If you are truly blocked in the worst of senses - for, as we are John Donne’s dung-making Holy-Ghost-temples, we are at the mercy of our flesh and its transient ills - I suggest figs and a glass of port. See you right in no time.
But, no, you are, you contend, suffering from ‘writer’s block’ (another excuse for the operation of indolence and imagination upon luxury).
On your feet, then. Take a hot or a cold bath. Take a long walk upon the downs. Ride. Take a train or a rural bus and attend to the conversations of your fellow-travellers (by which I do not mean Philby or Blunt). If you are starved of interaction, refill your reservoirs by being, like Lear and Cordelia, God’s spy: eavesdropping, earwigging, is a superior resource for writers. Otherwise, it’s the bath or the walk or some other solitary activity for you, and no whinging: get away from yourself and listen. Let your characters speak to you. Try over lines in your head. You may forget them in detail before you can get them down: good. The ones you forget weren’t worth preserving to begin with: they were not, in the Sellar-and-Yeatman sense, memorable. What shall stay with you are character, theme, and mood, and that’s what’s worth going on with.
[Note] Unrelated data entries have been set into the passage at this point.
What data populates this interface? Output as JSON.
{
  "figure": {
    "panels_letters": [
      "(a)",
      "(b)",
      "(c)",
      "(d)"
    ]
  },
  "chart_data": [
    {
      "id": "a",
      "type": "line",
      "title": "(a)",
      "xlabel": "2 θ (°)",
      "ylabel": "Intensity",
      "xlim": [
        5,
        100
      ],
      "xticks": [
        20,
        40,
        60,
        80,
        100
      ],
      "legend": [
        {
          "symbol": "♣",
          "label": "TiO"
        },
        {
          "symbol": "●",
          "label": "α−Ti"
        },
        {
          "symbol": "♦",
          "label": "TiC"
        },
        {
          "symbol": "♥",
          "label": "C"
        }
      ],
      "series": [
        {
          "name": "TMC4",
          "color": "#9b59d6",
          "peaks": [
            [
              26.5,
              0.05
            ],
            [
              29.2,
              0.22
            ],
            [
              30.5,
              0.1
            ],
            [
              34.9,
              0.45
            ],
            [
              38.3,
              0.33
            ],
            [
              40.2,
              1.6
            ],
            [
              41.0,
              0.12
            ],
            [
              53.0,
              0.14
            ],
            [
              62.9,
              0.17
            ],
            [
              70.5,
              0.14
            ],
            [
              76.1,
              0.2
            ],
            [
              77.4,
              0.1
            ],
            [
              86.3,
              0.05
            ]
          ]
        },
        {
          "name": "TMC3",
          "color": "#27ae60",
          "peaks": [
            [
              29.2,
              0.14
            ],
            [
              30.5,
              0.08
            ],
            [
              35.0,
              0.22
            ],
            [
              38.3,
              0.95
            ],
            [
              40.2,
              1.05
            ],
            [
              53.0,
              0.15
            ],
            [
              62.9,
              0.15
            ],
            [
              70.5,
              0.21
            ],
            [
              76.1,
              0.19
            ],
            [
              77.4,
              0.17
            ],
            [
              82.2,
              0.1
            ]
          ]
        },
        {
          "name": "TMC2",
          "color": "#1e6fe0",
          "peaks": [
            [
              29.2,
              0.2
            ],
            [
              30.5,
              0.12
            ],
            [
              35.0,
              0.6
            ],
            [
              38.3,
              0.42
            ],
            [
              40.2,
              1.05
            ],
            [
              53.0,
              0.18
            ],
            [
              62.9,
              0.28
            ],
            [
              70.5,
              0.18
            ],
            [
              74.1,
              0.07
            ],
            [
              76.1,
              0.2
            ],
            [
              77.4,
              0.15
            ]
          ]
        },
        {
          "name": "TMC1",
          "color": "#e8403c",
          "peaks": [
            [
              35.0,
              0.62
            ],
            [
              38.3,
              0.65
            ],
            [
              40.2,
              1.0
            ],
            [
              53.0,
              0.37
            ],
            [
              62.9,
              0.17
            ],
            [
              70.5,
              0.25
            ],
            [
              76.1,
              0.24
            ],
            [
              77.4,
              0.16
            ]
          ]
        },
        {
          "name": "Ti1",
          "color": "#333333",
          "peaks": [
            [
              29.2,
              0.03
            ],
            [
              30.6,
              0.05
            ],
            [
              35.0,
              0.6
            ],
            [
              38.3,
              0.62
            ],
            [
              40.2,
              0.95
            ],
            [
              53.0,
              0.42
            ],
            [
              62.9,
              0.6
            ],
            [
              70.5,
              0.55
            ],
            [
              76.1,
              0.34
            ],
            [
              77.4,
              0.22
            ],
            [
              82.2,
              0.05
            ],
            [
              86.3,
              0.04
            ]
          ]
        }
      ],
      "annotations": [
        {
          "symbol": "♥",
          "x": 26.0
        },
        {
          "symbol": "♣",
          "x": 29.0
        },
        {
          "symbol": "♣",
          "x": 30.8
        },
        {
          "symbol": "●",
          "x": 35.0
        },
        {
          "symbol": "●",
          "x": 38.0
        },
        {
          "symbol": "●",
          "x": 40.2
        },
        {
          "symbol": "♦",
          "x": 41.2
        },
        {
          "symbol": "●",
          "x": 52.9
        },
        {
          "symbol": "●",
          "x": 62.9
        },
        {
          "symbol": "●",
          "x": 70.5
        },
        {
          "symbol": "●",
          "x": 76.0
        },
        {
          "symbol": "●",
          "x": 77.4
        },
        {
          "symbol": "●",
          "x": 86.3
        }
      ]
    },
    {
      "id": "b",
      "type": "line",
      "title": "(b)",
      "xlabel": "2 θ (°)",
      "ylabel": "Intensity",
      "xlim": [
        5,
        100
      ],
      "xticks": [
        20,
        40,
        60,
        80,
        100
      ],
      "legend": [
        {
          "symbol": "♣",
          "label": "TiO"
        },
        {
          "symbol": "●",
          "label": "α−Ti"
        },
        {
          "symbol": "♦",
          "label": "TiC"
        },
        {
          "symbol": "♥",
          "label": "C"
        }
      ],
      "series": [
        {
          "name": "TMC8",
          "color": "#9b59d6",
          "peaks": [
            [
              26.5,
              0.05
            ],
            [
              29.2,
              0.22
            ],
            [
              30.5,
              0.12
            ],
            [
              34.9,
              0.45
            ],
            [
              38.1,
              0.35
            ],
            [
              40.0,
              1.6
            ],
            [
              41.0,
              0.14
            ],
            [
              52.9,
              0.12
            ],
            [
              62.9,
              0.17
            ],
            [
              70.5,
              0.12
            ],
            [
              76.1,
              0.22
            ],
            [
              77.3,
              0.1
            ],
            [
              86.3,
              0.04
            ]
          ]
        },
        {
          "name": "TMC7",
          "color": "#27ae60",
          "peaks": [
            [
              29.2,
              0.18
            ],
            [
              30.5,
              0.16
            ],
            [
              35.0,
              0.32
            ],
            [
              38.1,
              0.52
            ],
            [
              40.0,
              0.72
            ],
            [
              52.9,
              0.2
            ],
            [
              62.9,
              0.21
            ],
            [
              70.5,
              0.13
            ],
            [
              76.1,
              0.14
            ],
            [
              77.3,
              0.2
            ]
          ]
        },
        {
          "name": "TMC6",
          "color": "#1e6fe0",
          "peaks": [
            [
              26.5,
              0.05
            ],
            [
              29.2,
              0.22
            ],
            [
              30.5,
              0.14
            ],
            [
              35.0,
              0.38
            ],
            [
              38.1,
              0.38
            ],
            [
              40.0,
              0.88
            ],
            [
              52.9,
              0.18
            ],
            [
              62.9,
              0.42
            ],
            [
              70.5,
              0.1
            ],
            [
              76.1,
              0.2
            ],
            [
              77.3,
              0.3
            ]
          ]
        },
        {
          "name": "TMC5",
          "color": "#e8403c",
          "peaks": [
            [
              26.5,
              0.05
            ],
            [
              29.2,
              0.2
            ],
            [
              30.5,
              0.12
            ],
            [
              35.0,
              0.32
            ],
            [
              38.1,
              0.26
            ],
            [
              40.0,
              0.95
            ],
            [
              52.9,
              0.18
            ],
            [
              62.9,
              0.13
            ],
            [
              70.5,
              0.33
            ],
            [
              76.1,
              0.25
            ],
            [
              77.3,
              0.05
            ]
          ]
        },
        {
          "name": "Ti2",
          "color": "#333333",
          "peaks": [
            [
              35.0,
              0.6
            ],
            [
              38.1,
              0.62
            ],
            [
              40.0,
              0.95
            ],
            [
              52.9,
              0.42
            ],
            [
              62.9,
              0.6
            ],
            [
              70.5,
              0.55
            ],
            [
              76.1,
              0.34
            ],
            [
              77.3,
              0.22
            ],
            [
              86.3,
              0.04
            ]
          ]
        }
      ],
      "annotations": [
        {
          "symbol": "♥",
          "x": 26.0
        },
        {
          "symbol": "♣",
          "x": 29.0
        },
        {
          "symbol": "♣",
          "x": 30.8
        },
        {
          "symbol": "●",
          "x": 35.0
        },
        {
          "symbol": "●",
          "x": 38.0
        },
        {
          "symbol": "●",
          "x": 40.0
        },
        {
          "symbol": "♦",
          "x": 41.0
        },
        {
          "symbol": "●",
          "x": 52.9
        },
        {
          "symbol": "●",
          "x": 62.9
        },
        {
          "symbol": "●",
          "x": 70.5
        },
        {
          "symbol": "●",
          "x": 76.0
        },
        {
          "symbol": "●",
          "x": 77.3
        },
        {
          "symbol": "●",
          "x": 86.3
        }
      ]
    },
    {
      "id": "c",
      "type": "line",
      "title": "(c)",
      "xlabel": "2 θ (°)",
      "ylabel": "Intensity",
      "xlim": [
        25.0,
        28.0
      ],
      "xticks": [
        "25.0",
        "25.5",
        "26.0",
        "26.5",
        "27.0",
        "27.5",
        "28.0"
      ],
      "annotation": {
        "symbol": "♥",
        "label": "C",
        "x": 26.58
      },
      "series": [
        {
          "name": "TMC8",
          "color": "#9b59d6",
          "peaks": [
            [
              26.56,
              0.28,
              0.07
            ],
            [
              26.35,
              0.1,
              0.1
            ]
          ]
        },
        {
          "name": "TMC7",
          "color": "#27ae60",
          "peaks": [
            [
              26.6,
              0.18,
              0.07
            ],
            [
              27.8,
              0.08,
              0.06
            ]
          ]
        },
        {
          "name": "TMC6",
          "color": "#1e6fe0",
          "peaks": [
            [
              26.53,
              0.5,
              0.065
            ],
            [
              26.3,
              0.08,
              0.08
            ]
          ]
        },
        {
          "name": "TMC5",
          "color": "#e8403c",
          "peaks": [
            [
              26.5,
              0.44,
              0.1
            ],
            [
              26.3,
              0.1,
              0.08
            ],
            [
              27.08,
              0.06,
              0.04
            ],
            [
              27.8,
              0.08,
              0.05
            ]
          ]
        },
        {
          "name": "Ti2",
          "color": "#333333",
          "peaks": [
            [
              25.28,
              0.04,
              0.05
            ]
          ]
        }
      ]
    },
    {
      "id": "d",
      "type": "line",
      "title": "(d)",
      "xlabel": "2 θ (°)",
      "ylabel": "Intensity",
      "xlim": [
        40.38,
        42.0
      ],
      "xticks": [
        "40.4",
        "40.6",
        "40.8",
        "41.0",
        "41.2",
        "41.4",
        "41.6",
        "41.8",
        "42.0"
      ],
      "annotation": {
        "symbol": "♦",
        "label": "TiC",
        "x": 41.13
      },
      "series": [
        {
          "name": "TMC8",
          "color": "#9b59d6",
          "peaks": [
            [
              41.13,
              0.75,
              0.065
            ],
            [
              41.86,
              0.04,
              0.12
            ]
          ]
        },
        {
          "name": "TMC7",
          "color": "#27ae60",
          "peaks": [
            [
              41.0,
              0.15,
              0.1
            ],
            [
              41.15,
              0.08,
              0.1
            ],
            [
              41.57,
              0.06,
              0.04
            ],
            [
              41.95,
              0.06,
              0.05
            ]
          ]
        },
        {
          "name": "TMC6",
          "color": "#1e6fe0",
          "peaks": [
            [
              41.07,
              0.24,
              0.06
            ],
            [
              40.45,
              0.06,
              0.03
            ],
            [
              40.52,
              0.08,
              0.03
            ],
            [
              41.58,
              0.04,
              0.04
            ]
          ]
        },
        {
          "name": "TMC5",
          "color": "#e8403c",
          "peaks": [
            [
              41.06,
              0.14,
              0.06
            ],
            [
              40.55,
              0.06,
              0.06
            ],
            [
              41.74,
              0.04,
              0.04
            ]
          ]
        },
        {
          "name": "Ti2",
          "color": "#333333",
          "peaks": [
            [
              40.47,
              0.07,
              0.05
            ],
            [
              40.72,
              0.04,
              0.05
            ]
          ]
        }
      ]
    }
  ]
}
And don’t for God’s sake bother with all these Internet ‘prompters’ and ‘unstickers’ and Advice of Monotonous Sameness. Balls, all of it, and perfectly deadly to you and your individuality.
Annie Dillard, as I recall, tells the tale of a writer who, when lecturing to aspiring writers, used to ask, Do you like words, or do you simply like the idea of yourself in a beret? If you like the tools and material of your craft, let them guide you, and you’ll make a writer. If you don’t and shan’t, you weren’t going to make a writer to begin with.